The first paid downloadable content for Mass Effect 2 is a heist mission. And it's a tease. [Content spoilers in this post.] In San Francisco, where thousands of game creators are swarming the 2010 Game Developers' Conference, BioWare's Casey Hudson was showing his Mass Effect 2's first paid expansion, Kasumi's Stolen Memory. It features a new potential ally, the 12th for the sequel, the elite thief Kasumi.
This DLC is Mass Effect's ode to James Bond. It is an undercover slip into a formal-attire-required party at the estate of the shady Donovan Hock, mixed with a bit of schmoozing, a safe that needs cracking and then gunfire. There is a vault in this 90-minute level. It contains statues of familiar characters and two of the most popular statues from Earth: Michelangelo's David and the Statue of Liberty.
That's a tease, Hudson told Kotaku, of what has happened to Earth in the Mass Effect fiction, though we're not going there in this DLC. "At some point we will go to the Earth," he said. When? He's not saying.
The Kasumi DLC offers this one Bond-style mission and a number of frills. Players will wind up with a new weapon (submachine gun), a new power (the ability to throw flashbang grenades), one Achievement and a new unlocked area of the player's spaceship. Kasumi will hang out in that new area of the ship and will also be able to stick with you through the game. Her special ability, a Shade Strike that sends her, cloaked in invisibility, on a dash toward the enemy to perform a powerful attack, could prove handy. She will interact with the other Mass Effect 2 characters, according to Hudson.
Hudson described Kasumi's Stolen Memory as the first of a series of paid downloadable content offerings for Mass Effect 2. While this new one doesn't tweak the game's engine he said that it is already enabling BioWare's developers to try new art tricks and styles. He said that other DLC Mass Effect 2 projects are underway. They may very in length of quest and type of content, but they're coming. Kasumi's Stolen Memory will be out next month for Xbox 360 and PC. No price announced. Players will be able to access it once they have played enough of Mass Effect 2 to attain their own in-game space-ship and/or after the end of the game's main quest.
Sounds cool, but I won't be getting it. At least not when it comes out. I've decided I'm not going to be buying anymore DLC or expansion packs anymore. It's not that I'm not against DLC or anything, but rather because I know in about six months they'll bring out a version of the game with all of that stuff included.

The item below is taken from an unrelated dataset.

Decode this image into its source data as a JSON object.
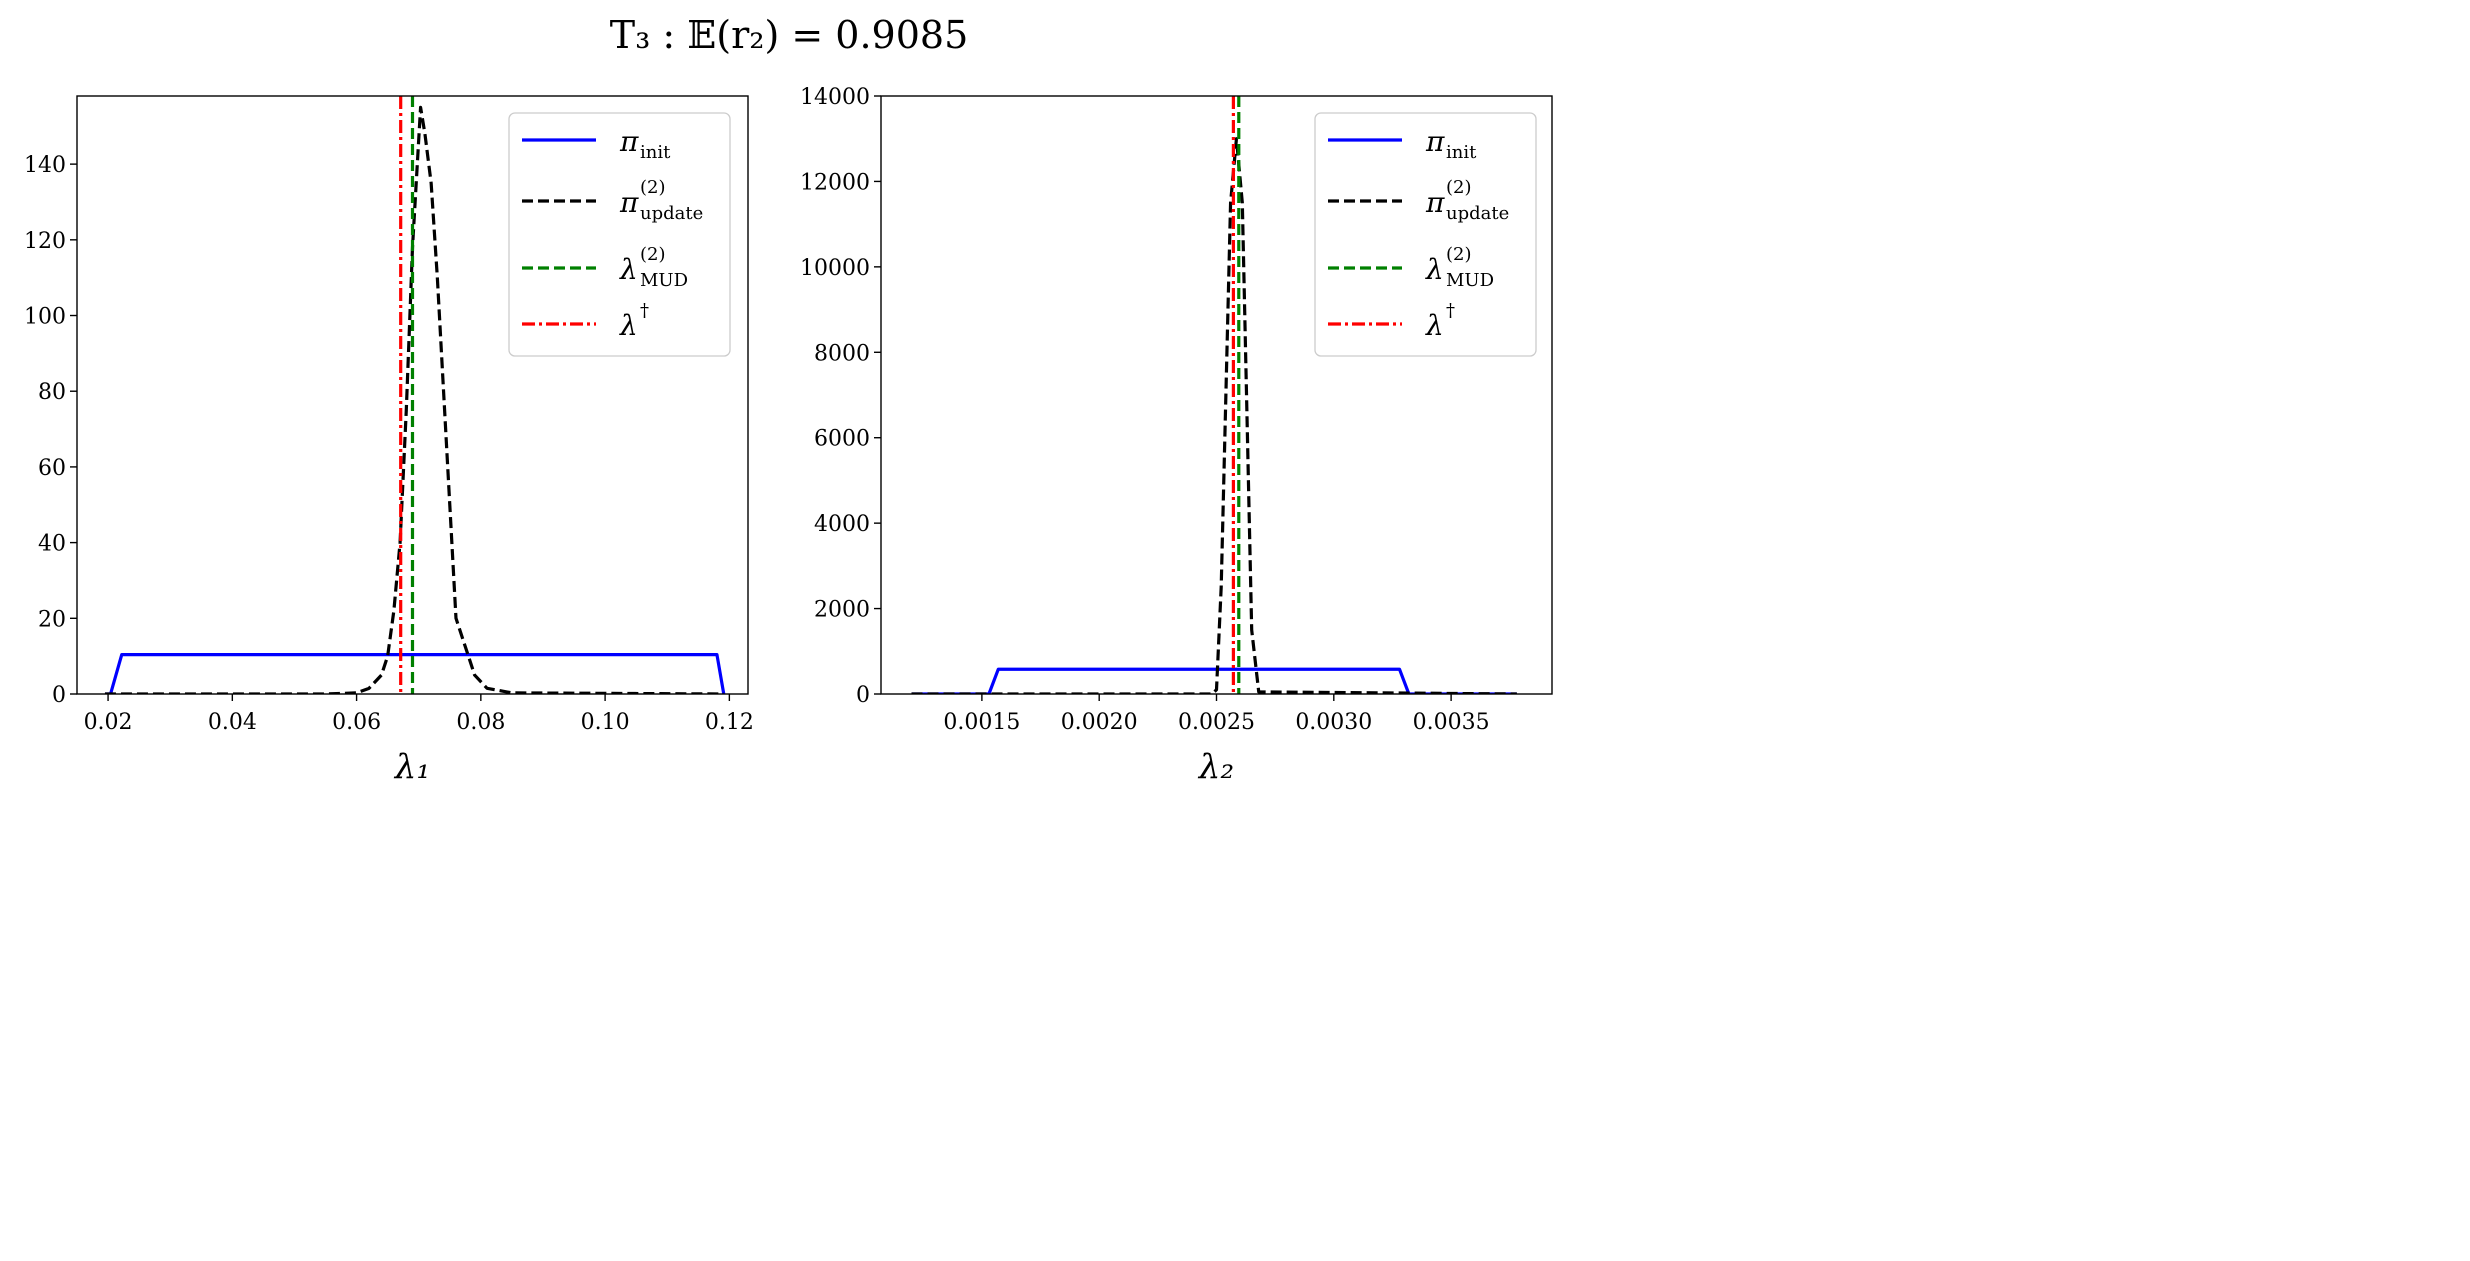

So you'd rather buy the game again over paying for dlc?
BioWare has repeatedly said that Mass Effect is the player's story, and that the series is a different kind of role-playing experience than some of its previous RPGs. That's partly because the games track your actions and assign varying levels of importance to the decisions you make on behalf of your Commander Shepard.
Troisi described Mass Effect's built-in ability to read your game save files as the series' "uber-feature," and said there are roughly 700 "plot hooks" in Mass Effect 1 that carry over one way or another into Mass Effect 2. To illustrate just how granular BioWare gets with these player choices, he showed a brief segment of Mass Effect 2.
In the scene, a male Commander Shepard walks up to one of the advertising pillars on the Citadel, and a trailer for a fictional film begins to play. Because this particular Shepard had chosen to let the Citadel Council die in the final moments of the game's ending, the trailer reflected that and announced that the film would have a fall release date. Then Troisi showed the same interaction with a female Shepard who had chosen to spare the Council. The trailer played out differently, and a summer release date was given.
It's a small detail, and one that most players would likely never notice. But it's illustrative of just how much decision detail BioWare has woven into Mass Effect 1 and 2. Troisi specifically mentioned that Mass Effect 3 will place the same importance on save files and player actions.
In a panel titled "Where Did My Inventory Go? Refining Gameplay in Mass Effect 2," BioWare's Christina Norman talked about the radical changes made to the second chapter in the Mass Effect trilogy. A key goal for Mass Effect 2 was to introduce "more satisfying combat," with an "intense feel" missing from the first game. One of the admitted failures of the first Mass Effect game was the incongruity between its look and feel: it looked like a shooter, but it didn't exactly play like one. With that in mind, Norman decided that the team needed to focus on rebuilding the combat in its entirety for Mass Effect 2. "BioWare is strong on RPG and story," but "not so strong on shooter combat." BioWare needed to rebuild its gameplay core, because the game's "other features depend on shooter combat."
The streamlined gameplay and GUI of Mass Effect 2 made it a huge critical success, but Norman pointed out some major criticisms from vocal members of the official BioWare forums. Threads titled "Mass Effect 2 is not an RPG" and "Gears of War with interactive dialogue" were highlighted as examples of fans disappointed by the strong shooting focus of the second game.
As with the transition from the first Mass Effect to the second, BioWare is taking these criticisms to heart for the third game, with Norman hoping the third will offer "richer RPG features" and "more combat options." What we can probably expect less of, however, is the mining minigame, which Norman described as the part that "nobody liked."